共计 2303 个字符,预计需要花费 6 分钟才能阅读完成。
94842 Programming R for Analytics Final Project
Section I (14 points)
Suppose the District of Columbia has data on recent traffic stops by some Metropolitan Police Department officers. The data are in two data sets, available as StopsData11 and StopsData21. Using these data, answer the following questions.
1.Which ward has the most stops?
2.Estimate a model predicting whether or not a traffic stop results in a ticket, using age and sex as predictors. From the estimated model, compared to a male driver of the same age who is stopped, how much more likely or less likely is a female driver to get a ticket?
Section II (20 points)
Suppose the DC government enacted a policy that allows people with low incomes (less than $30,000 per year) to have their ticket amount reduced 20 to 40 percent. The goal of the new policy is to reduce the number of overdue tickets among low-income residents.
In this section, you will use the same traffic stop data as in Section I (StopsData11 and StopsData21), as well as data on the court outcomes of tickets (CourtsData1) and data on residents’ income (IncomeData). Use the four data sets to answer the following questions.
3.Is there a large difference between the ticket amounts for people with incomes less than $30,000 and those with incomes greater than or equal to $30,000? (Tickets are given out in $0.50 increments). Explain your answer in a paragraph.
4.You have been asked to determine whether the new policy has a detectable impact on residents’ likelihood of paying on time. Explain what approach you took for your analysis. What key (1-3) assumptions did you make?
5.In a paragraph, explain to your colleague, a data scientist, whether or not the new policy had a detectable impact on residents’ likelihood of having an overdue ticket. Assume that your colleague is generally familiar with the policy and the data.

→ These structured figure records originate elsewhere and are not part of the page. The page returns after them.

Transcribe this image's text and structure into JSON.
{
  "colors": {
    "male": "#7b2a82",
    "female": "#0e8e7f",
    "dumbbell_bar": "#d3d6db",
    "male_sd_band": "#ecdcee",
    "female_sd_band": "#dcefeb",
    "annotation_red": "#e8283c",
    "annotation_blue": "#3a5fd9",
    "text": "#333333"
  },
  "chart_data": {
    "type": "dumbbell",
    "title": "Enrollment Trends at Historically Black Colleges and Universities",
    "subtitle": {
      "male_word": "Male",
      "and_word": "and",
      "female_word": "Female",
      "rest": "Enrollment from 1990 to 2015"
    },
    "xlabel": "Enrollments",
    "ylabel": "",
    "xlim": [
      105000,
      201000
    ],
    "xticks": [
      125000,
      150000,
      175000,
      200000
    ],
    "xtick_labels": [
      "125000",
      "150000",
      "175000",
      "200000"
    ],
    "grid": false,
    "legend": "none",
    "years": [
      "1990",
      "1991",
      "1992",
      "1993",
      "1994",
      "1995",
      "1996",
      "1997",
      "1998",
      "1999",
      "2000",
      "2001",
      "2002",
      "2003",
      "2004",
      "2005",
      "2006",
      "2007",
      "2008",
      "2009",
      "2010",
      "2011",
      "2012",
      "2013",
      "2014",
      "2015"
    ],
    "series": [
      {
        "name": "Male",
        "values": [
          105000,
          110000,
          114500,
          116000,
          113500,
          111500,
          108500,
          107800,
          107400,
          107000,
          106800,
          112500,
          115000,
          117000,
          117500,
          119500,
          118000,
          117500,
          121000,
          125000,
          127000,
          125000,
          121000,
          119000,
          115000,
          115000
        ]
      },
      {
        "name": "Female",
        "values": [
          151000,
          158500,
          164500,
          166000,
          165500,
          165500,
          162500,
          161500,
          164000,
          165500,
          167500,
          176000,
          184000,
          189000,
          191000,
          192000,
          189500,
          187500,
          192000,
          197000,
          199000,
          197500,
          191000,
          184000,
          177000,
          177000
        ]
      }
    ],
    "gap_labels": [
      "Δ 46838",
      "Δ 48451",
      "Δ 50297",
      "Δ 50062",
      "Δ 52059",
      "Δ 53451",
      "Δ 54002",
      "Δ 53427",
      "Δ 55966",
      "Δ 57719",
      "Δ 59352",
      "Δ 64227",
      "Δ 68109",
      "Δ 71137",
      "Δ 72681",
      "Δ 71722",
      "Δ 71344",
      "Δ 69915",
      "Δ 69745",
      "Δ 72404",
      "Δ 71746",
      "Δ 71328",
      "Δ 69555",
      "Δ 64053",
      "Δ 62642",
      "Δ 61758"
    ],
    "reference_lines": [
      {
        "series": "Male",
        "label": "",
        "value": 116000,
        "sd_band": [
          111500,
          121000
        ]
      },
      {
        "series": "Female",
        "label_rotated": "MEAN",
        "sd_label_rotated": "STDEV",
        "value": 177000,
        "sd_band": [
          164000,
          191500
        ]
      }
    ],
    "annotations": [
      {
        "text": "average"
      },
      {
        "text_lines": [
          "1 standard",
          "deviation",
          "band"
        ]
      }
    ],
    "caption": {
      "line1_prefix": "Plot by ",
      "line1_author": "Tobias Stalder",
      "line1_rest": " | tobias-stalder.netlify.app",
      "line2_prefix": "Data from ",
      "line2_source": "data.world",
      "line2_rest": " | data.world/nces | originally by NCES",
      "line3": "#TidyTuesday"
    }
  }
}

6.The Chair of the Council’s Committee on the Judiciary and Public Safety, Councilmember Allen, asks you whether the data show that the policy is working and for a recommendation on whether the policy should be expanded to include residents with incomes less than $60,000. In a paragraph or two, provide your answer. Provide some indication of how confident you are in your response.
Section III (6 points)
A researcher presents a study of security cameras in the city. The researcher ran 40 separate experiments, one in each of 40 Police Service Areas (PSAs). Two of the PSAs showed significant declines in crime (p = 0.05), while the others showed no statistically significant effects.
7.Assess the evidence that the cameras reduced crime in those two PSAs with significant declines.
Weak evidence
Moderate evidence
Strong evidence
8.Explain your answer to the above question in a paragraph.